I dove into my work, organizing and planning different fundraisers, even designing the class shirt myself. I thought I was doing a great job, but I soon discovered that the cabinet the officers and I had chosen wasn't.

The reasons we chose each individual cabinet member were different, but as whole they were all chosen because of what we thought they would contribute. We were sadly mistaken in our choosing.

The work was unevenly distributed throughout cabinet. We soon found that only a select number of individuals would participate while the rest would simply attend meetings. The ones who would simply attend meetings would complain that the rest of us would never let them do anything. That was not true.

Volunteering had been a huge part of the way cabinet was run; if you didn't volunteer for anything, you wouldn't do anything. They disgusted me with their apathy towards our class when during their interviews, they'd insist on how hard they would work and how much they love our class. They disgusted me with the way they would complain about how I was being dictatorial, when all I was trying to do was step up when nobody would. They disgusted me so much, but most of all I was hurt.

I was hurt how they would badmouth me behind my back and tell me how amazing I was to my face. I was hurt how my vice president, who was supposed be my main supporter, led them in their backstabbing. He would complain about how I never let him say anything even though he had so many good ideas. I can tell you outright that I had, on many occasions, asked him if he had any ideas. He did not.

I never knew that my crowning glory would bring about this feeling of betrayal. I felt like I was lied to, like all my hard work was for nothing. I didn't realize how poorly they thought of me. The worst part, however, was when during the next elections, the boy I'd beaten the year before took credit for everything I'd done.

I lost the next election. My class, which had been so kind to me during my term, abruptly turned their back towards me in favor of the boy I'd already beaten. My class had lost faith in me.

Imagine your proudest achievement, the one where you devoted so many hours to and put your heart and soul into, taken away only to be badmouthed about how you didn't deserve it. Imagine your number one supporters, who told you only good things about yourself, and suddenly discovering how much they detest you. Imagine all your glory and pride being taken away and given to someone else who didn't work as hard as you did.

It killed me to go to meetings after that. I died a little inside every time someone called me "prez" only to say "oh wait..." and awkwardly walk away.

I really thought that I did a good job as president. I did my best to be there when no one else was, to organize when no one else would, to cover someone when someone else should. I didn't know this would be interpreted as controlling or dictatorial.

I still get a little sad when I think about it. I still remember the things people would call me, the things people would wrongly believe.



One day I was walking to my locker during passing period when a girl I'd never talked to stopped me.

"Um, Shevonne," she said shyly. "I... I just wanted you to know that I think you did an amazing job as president and I really look up to you. So I hope you run again next year."

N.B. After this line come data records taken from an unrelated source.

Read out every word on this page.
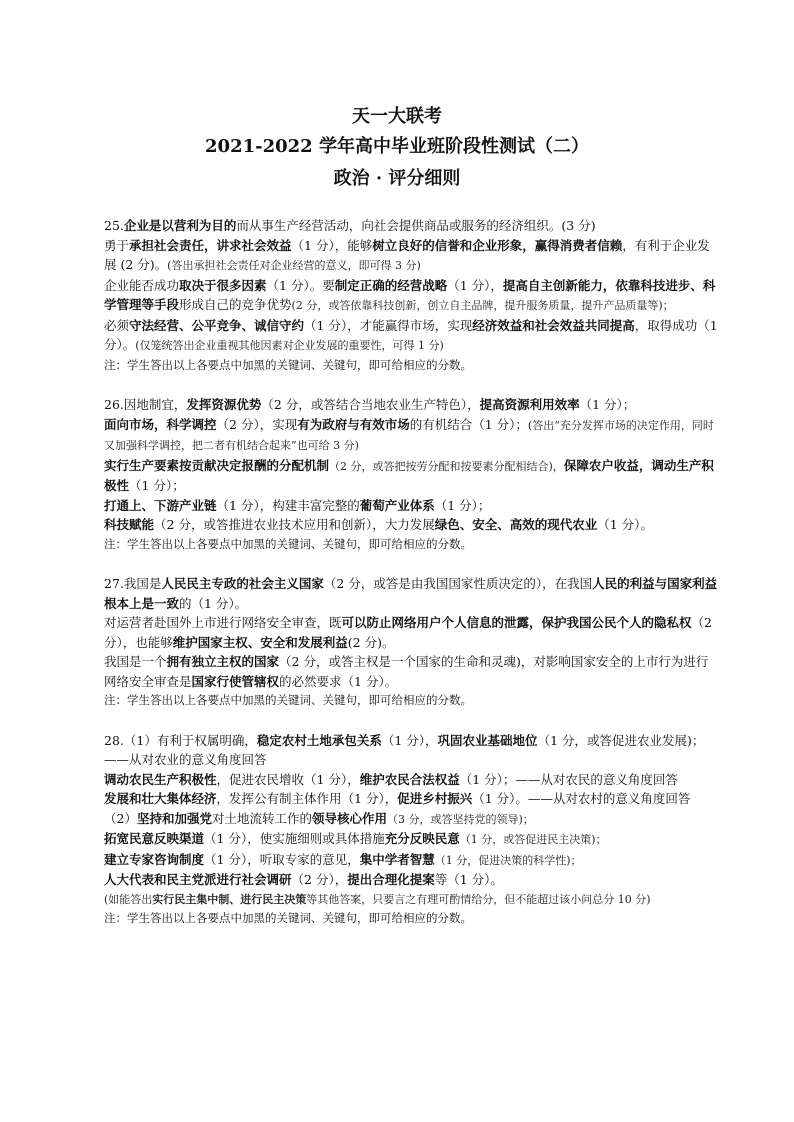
天一大联考
2021-2022 学年高中毕业班阶段性测试（二）
政治 · 评分细则

25.企业是以营利为目的而从事生产经营活动，向社会提供商品或服务的经济组织。(3 分)

勇于承担社会责任，讲求社会效益（1 分），能够树立良好的信誉和企业形象，赢得消费者信赖，有利于企业发展 (2 分)。(答出承担社会责任对企业经营的意义，即可得 3 分)

企业能否成功取决于很多因素（1 分）。要制定正确的经营战略（1 分），提高自主创新能力，依靠科技进步、科学管理等手段形成自己的竞争优势(2 分，或答依靠科技创新，创立自主品牌，提升服务质量，提升产品质量等)；

必须守法经营、公平竞争、诚信守约（1 分），才能赢得市场，实现经济效益和社会效益共同提高，取得成功（1 分）。(仅笼统答出企业重视其他因素对企业发展的重要性，可得 1 分)

注：学生答出以上各要点中加黑的关键词、关键句，即可给相应的分数。

26.因地制宜，发挥资源优势（2 分，或答结合当地农业生产特色），提高资源利用效率（1 分）；

面向市场，科学调控（2 分），实现有为政府与有效市场的有机结合（1 分）；(答出“充分发挥市场的决定作用，同时又加强科学调控，把二者有机结合起来”也可给 3 分)

实行生产要素按贡献决定报酬的分配机制（2 分，或答把按劳分配和按要素分配相结合)，保障农户收益，调动生产积极性（1 分）；

打通上、下游产业链（1 分），构建丰富完整的葡萄产业体系（1 分）；

科技赋能（2 分，或答推进农业技术应用和创新），大力发展绿色、安全、高效的现代农业（1 分）。

注：学生答出以上各要点中加黑的关键词、关键句，即可给相应的分数。

27.我国是人民民主专政的社会主义国家（2 分，或答是由我国国家性质决定的），在我国人民的利益与国家利益根本上是一致的（1 分）。

对运营者赴国外上市进行网络安全审查，既可以防止网络用户个人信息的泄露，保护我国公民个人的隐私权（2 分），也能够维护国家主权、安全和发展利益(2 分)。

我国是一个拥有独立主权的国家（2 分，或答主权是一个国家的生命和灵魂)，对影响国家安全的上市行为进行网络安全审查是国家行使管辖权的必然要求（1 分）。

注：学生答出以上各要点中加黑的关键词、关键句，即可给相应的分数。

28.（1）有利于权属明确，稳定农村土地承包关系（1 分），巩固农业基础地位（1 分，或答促进农业发展)；——从对农业的意义角度回答

调动农民生产积极性，促进农民增收（1 分），维护农民合法权益（1 分）；——从对农民的意义角度回答

发展和壮大集体经济，发挥公有制主体作用（1 分），促进乡村振兴（1 分）。——从对农村的意义角度回答

（2）坚持和加强党对土地流转工作的领导核心作用（3 分，或答坚持党的领导)；

拓宽民意反映渠道（1 分），使实施细则或具体措施充分反映民意（1 分，或答促进民主决策)；

建立专家咨询制度（1 分），听取专家的意见，集中学者智慧（1 分，促进决策的科学性)；

人大代表和民主党派进行社会调研（2 分），提出合理化提案等（1 分）。

(如能答出实行民主集中制、进行民主决策等其他答案，只要言之有理可酌情给分，但不能超过该小问总分 10 分)

注：学生答出以上各要点中加黑的关键词、关键句，即可给相应的分数。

I was shocked. I stammered a thank you before she walked away, leaving me to my own thoughts. The day after that, my friends and I organized a get together. Somehow the conversation strayed to my term, which I talked about hesitantly.

"It's okay Shevonne, you'll always be president to us," they told me. I can't tell you how much that meant to me. In the days that followed, people would come up and tell me they thought I did a wonderful job, that I should definitely run again, that I shouldn't listen to the people badmouthing me.

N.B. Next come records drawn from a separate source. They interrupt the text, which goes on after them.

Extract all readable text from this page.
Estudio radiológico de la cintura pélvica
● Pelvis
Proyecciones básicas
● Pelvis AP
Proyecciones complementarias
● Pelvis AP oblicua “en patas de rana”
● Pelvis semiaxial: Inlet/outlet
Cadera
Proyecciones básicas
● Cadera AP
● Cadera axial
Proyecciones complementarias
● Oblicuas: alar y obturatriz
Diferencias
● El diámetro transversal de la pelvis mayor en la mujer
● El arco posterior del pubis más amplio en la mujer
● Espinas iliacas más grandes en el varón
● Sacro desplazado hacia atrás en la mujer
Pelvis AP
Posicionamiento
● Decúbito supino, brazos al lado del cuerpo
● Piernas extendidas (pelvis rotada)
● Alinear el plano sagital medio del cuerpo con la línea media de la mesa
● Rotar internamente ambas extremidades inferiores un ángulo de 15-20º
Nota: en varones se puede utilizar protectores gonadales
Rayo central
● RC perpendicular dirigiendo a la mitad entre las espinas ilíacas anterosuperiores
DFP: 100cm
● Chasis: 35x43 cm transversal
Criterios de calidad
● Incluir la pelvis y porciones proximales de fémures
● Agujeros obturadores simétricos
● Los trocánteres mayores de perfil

"They're all his supporters anyway," they would tell me.

Their genuine kindness and recognition meant the world to me. It gave me hope that it wasn't me that was the problem, it was the laziness of the people who were supposed to help.

So call me what you will. Heartless, controlling, tyrannical. I'd much rather be that than someone who isn't passionate about what they do. I am prideful, I am sensitive, I am harsh. I am a trendsetter. I am a leader. I am a dictator. But, in the words of Kurt Cobain, I would rather be hated for who I am, than loved for who I am not.